I am trying to model a base titration curve of acetic acid to match the published titration curve (https://users.humboldt.edu/rpaselk/C109.S11/C109_Notes/C109_lec41.htm).

As we know the acetic acid has a buffering effect around pH 4.5 that delays the rise of pH. But the output curve from my model does not have that same trend as the published data. I wonder if it is because my model is set up incorrectly, or if you think the model is correct what do you think could be the cause of the difference between model and actual data?

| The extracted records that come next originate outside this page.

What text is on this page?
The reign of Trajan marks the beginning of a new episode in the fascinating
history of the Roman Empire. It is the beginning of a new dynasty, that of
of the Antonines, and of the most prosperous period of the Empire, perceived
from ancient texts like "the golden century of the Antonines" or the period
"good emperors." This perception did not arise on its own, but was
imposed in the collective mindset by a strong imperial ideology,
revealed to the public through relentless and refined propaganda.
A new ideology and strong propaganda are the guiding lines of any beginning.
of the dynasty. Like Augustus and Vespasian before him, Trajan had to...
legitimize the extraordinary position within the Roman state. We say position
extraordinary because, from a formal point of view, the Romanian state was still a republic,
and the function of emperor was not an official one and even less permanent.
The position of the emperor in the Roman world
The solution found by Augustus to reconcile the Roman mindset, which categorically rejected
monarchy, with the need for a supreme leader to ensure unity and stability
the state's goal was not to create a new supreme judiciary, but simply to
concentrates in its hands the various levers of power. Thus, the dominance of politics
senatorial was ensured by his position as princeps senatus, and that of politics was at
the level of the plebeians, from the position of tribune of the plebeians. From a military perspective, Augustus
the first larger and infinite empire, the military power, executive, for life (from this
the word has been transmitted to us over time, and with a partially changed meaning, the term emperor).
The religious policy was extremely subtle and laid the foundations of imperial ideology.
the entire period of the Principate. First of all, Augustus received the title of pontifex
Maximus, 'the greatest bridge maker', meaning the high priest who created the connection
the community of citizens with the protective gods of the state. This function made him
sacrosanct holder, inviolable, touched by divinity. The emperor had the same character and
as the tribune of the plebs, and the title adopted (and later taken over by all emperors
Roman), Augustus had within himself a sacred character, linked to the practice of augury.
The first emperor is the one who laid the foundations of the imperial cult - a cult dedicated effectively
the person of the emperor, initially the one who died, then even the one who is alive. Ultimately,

As always, thank you David.


--- Code: ---SOLUTION_MASTER_SPECIES
Ac     Ac-         0.0 60.00 60.00

SOLUTION_SPECIES
#Acetic acid
Ac- = Ac-
        log_k   0.0;    -gamma  1e7   0.0
Ac- + H2O = HAc + OH-
        log_k   4.75;    -gamma  1e7   0.0

SOLUTION 1
    temp      20
    pH 2.5
    redox     pe
    units     mol/l
    density   1
    water    0.050 # kg
            Ac 1
SELECTED_OUTPUT; -file case2.prn; -reset false; -high_p true
USER_PUNCH
-headings pH
 -start
 10 PUNCH -LA("H+")
 -end

USE SOLUTION 1
REACTION 2
    H2O        1
    NaOH       0.00180
0.2 moles in 40 steps
END
--- End code ---

dlparkhurst:
You have the wrong K for the reaction, or you have the wrong equation for the K:

Ac- + H+ = HAc
        log_k   4.75; 

waynehwm:
Hi David,

Yes, you are correct, now the titration curve fits data perfectly.

Thank you very much!

pawanagra0@gmail.com:
Hello,

My name is pawan. I have recently started learning PHREEQC. I was looking at this titration example and did not understand how he has defined these reaction steps

REACTION 2
    H2O        1
    NaOH       0.00180
0.2 moles in 40 step

and second, if log k =4.75 is not the correct value than what is the right value?

Thank you
pawan

dlparkhurst:
The REACTION is 0.0018 mol NaOH and 1 mole--0.018 kg--of water; so, the reaction represents about 0.018 L of 0.1 N sodium hydroxide. A total of 0.2 mol of this reaction (or about 3.6 mL of 0.1 N NaOH) is added to the SOLUTION incrementally.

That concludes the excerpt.